Patriarchy: We Are Bound to Fail
But now, there is a frame of reference. Now there is, at least, some honesty and the conversation becomes possible. The question has been asked. He is not the only one who, from time to time, needs to be called out; neither is he the most frequent one to give feedback or the worst one at receiving it, between us. My idea and expression of sexuality changed dramatically with that book, as did his accordingly. How could they not? There had to be an accepted ‘no’ for the question to be real. When prodded for feedback about my decisions about what to build and what to destroy, he says he just accepts. He often has wisdom beyond me. I have feedback about everything.

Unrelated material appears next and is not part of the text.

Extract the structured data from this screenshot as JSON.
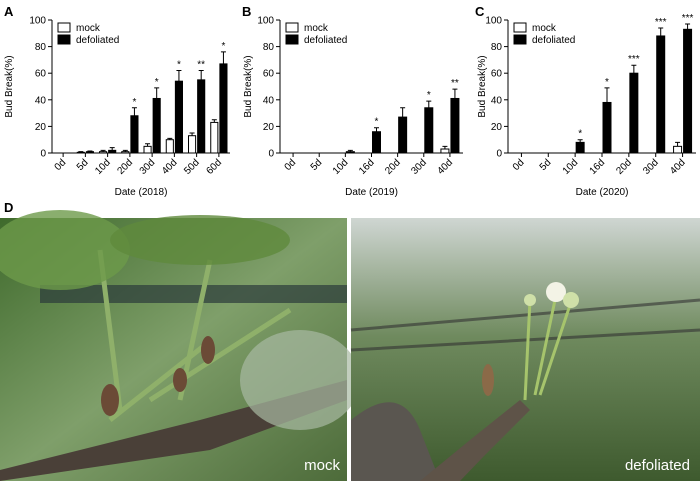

Even though he wouldn’t have stood a chance if I’d been ‘properly’ educated, I had to laugh when Germaine Greer called herself ‘incurably heterosexual’. Seriously, if there was a cure for love, I would have found it, before radical feminism, instead of my husband. For all the horror, it didn’t reveal any one atrocity so much as help to integrate my story into ours. With the assistance of this theoretical framework it is impossible to ignore my own glaring domestication in the lack of address I have to that second problematic certainty: ability by the grace of another is not true ability, financial or otherwise. I can do things he could never do (not just make babies). I know things he will never have the opportunity to know (besides cramps). Inside this patriarchal framework, we are bound to fail, to be subject to all the predictable pitfalls, to feel our way toward the conversation in the darkness. We can but do our best. He brings home more scrilla. I refuse to clean up after him. He insists on watching Steven Universe in the middle of the damn night and Golden Girls in the evening. I handle crises situations very well. He can take instruction very well in a crisis. I know that I put the light in his eyes. He will never be my political focus. I will always have to battle on the personal and political front with him as my partner. He is an ally I remain proud of.